Caution: Merge ahead

Some of you know that I have two blogs: Making Do, where I post about things that I make, and this one, which is where I post about . . . um . . . everything else. The more I've thought about it, though, the more I've realized that dividing my life up like this doesn't make sense to me. So in the interests of making my life simpler--and in the hopes of posting more frequently--I've decided to merge them.

From now on I'll post only to Making Do. I've chosen that one just because I like the name better. When I have some spare time (which should be in about 2034), I'll look into actually merging the old posts into one blog. But I'll keep this blog up for now so that the links to it will still work.

So if you're looking for me, or just want to see pictures of my cats, come on over to Making Do!

Tuesday, February 3, 2009

One of those days

Today has been one of those days. It started at 5:00 this morning when Jamie invited a strange cat in through the cat door and they woke me up with their partying. Later in the morning I broke one of my favorite bowls, part of a set that isn’t made anymore. I burned a finger and a whole batch of croutons. And much of the evening has been spent helping a teary child, overtired and overwhelmed with homework. I’ve accomplished very little of what I set out to do when I got out of bed this morning (the second time, when the alarm went off).

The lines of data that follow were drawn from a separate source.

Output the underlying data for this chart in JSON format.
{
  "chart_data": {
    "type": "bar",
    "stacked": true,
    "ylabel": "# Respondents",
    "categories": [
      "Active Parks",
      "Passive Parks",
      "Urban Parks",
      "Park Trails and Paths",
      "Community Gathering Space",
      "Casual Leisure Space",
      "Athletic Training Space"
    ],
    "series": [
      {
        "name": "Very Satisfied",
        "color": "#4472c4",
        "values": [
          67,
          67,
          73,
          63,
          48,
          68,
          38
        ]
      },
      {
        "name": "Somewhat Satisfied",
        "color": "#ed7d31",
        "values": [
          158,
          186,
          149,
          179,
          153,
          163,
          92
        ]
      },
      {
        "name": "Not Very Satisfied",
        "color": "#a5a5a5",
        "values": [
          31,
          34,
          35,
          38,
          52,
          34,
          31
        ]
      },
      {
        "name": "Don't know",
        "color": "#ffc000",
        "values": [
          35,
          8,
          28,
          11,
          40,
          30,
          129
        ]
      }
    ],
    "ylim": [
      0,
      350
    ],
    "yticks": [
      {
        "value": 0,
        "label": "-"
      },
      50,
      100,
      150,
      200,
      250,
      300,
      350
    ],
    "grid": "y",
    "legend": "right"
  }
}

But if—in these days of economic crisis, conflict, and crimes against strangers that were once unimaginable—these are the traumas of my day, then I’m living a pretty blessed life.

The other night I saw something on the news that moved me to tears. Yes, yes, I know I’ve been known to cry at the dump and during sappy scenes in sitcoms, but this really was moving. During a story about Gaza, a reporter stood in front of a large pile of rubble, the remains of a building. And on top of that pile stood a group of school-aged girls playing a clapping game, just like my daughter and her friends do. I could imagine them chanting the Arabic equivalent of “Miss Mary Mack.”

Ever since I’ve had kids, whenever there is some kind of crisis in the world—a war, a natural disaster, a famine—I think of the mothers who are trying to raise their children in those conditions, and of the children whose childhoods are so drastically affected. Seeing those girls making the best of their situation, I felt both sadness and hope.